13 Feb 2019

DEPRESIASI RUPIAH MENGURAS DEVISA


Oleh: A. Saebani
KSK & Statistisi Ahli Pertama di BPS Kabupaten Cianjur
Gejolak ekonomi dunia rupanya memberikan andil terhadap kecemasan pelaku ekonomi juga stabilitas perekonomian Indonesia. Perang dagang Amerika Serikat dengan Tiongkok, rontoknya perekonomian Turki dan Argentina merupakan salah satu pemicu eksternal melemahnya nilai tukar Rupiah (terdepresiasi) terhadap mata uang Dolar Amerika Serikat (USD).
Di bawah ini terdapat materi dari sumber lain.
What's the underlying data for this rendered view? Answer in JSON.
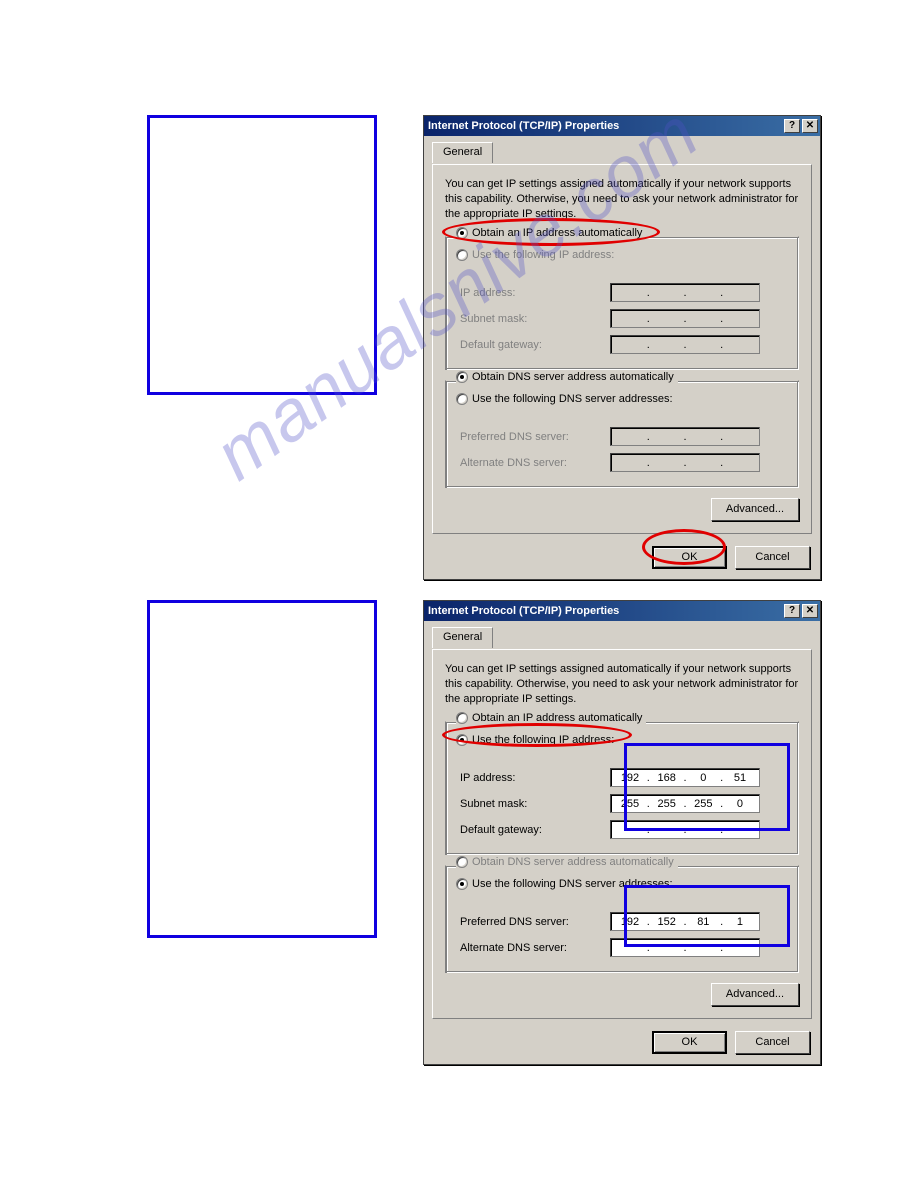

Semakin merosat nilai tukar rupiah banyak mempengaruhi cadangan devisa yang semakin menipis, sehingga negara butuh dolar banyak demi stabilisasi Rupiah di pasar keuangan. 


       Bank Indonesia mencatat nilai cadangan devisa per Desember 2017 sebesar US$ 130,2 miliar atau naik US$ 4,23 miliar dibandingkan bulan sebelumnya. Cadangan devisa sebanyak itu mampu untuk membiayai kebutuhan impor dan membayar utang luar negeri pemerintah selama 8,3 bulan. Meningkatnya cadangan devisa diikuti dengan stabilnya nilai tukar rupiah terhadap Dolar Amerika Serikat (USD) sepanjang Tahun 2017. Nilai tukar Rupiah sepanjang 2017 berkisar antara 13.500 per USD dan hanya terdepresiasi sekitar 0,8 persen. 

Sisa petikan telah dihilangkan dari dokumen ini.